15

I am trying to implement an application that uses AdaBoost algorithm. I know that AdaBoost uses set of weak classifiers, but I don't know what these weak classifiers are. Can you explain it to me with an example and tell me if I have to create my own weak classifiers or I'm suppoused to use some kind of algorithm?

gadzix90
  • 744
  • 2
  • 13
  • 28

2 Answers2

22

Weak classifiers (or weak learners) are classifiers which perform only slightly better than a random classifier. These are thus classifiers which have some clue on how to predict the right labels, but not as much as strong classifiers have like, e.g., Naive Bayes, Neurel Networks or SVM.

One of the simplest weak classifiers is the Decision Stump, which is a one-level Decision Tree. It selects a threshold for one feature and splits the data on that threshold. AdaBoost will then train an army of these Decision Stumps which each focus on one part of the characteristics of the data.

Sicco
  • 6,167
  • 5
  • 45
  • 61
  • I decided to use Decision Stumps. My idea for the application is: Recognition what is the type of an elephant. My Elephant class has fields: int size, int weight, double sampleWeight, ElephantType type(which can be Asian or African). I'd like to know if I am suppoused to create only 2 decision stumps(1 for size and 1 for weight) or should I make more decision stumps(few for size and few for weight)? – gadzix90 Aug 24 '12 at 13:31
  • @AjMeen Since a decision stump is by definition only single-level, you can't use two decision stumps one-after-the-other. The best way to solve your problem IMO would be to create a 2d decision stump based on these two distinct features.
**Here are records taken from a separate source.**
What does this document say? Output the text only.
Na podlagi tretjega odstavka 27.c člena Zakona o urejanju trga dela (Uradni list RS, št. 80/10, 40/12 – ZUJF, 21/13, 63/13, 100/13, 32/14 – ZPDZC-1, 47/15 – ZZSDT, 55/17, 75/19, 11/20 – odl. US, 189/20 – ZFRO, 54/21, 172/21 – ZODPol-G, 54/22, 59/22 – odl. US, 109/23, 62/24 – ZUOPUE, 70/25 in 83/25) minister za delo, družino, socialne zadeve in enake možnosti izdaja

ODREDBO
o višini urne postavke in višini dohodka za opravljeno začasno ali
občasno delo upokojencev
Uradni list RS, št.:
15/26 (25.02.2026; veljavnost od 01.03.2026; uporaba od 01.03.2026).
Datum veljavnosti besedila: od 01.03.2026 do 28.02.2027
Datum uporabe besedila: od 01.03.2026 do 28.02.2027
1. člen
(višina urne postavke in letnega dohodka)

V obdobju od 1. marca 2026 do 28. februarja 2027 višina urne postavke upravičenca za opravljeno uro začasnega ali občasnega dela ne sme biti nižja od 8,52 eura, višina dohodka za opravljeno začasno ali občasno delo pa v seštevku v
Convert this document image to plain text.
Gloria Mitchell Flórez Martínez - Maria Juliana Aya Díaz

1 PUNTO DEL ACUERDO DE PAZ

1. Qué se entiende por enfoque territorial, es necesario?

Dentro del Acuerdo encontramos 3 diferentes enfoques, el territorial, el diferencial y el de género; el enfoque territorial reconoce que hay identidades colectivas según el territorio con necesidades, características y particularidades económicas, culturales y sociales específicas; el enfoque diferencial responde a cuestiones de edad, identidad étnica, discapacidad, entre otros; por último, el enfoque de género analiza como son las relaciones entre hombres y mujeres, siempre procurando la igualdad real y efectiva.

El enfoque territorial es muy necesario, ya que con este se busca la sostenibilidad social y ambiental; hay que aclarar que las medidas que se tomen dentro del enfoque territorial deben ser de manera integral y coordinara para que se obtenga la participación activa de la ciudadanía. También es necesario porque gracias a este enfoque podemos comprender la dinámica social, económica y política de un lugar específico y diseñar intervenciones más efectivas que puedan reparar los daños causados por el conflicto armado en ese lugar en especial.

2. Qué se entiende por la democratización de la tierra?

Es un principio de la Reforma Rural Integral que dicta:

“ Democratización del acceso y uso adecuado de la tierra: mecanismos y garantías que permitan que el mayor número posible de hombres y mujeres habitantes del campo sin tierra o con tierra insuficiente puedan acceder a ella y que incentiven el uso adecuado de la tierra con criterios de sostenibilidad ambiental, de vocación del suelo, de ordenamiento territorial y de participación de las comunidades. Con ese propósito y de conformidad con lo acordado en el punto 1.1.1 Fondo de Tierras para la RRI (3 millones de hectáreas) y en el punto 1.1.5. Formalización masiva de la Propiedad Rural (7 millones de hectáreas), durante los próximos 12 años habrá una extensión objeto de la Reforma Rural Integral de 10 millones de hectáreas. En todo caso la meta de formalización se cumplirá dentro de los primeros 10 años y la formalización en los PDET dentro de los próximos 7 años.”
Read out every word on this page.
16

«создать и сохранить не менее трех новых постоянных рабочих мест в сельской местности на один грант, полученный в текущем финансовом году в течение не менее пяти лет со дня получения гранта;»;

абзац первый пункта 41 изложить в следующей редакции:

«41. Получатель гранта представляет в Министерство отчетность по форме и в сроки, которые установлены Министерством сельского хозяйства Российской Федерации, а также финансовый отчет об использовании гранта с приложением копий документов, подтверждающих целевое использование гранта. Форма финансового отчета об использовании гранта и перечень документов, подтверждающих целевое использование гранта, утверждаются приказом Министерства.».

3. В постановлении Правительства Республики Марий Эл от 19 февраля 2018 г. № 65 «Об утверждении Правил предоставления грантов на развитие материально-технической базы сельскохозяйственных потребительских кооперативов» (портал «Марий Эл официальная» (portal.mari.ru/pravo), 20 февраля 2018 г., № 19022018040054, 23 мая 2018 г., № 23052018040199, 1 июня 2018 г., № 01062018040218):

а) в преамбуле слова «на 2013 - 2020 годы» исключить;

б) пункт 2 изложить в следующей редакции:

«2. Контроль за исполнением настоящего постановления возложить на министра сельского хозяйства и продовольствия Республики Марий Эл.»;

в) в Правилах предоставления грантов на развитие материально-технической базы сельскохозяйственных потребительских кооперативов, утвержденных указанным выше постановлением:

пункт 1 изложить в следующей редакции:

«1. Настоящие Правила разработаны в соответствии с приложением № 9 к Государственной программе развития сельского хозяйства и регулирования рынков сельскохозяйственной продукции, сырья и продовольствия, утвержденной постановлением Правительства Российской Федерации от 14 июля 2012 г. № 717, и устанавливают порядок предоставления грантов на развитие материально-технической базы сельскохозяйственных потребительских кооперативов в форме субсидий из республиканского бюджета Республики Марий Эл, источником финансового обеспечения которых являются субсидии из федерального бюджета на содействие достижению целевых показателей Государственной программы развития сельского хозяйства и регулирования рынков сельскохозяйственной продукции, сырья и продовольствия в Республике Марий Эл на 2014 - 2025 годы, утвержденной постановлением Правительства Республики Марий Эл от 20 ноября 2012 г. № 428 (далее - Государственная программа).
This way you'll be taking both features into account in the (single) decision stump: Lets say `x=size`, `y=weight`, then your stump would be (for example) a threshold of its 2d-euclidean length: `if sqrt(x^2 + y^2) > 6 then return +1 else return -1`. I chose the condition `> 6` randomly, just to show the point. – Ory Band May 29 '14 at 18:09
  • @AjMeen When I said you can't use more than one decision stump, I meant "..in a single iteration". You should train a single decision stump on every iteration in adaboost. – Ory Band May 29 '14 at 18:48
10

When I used AdaBoost, my weak classifiers were basically thresholds for each data attribute. Those thresholds need to have a performance of more than 50%, if not it would be totally random.

Here is a good presentation about Adaboost and how to calculate those weak classifiers: https://user.ceng.metu.edu.tr/~tcan/ceng734_f1112/Schedule/adaboost.pdf

marc_ferna
  • 5,837
  • 1
  • 18
  • 22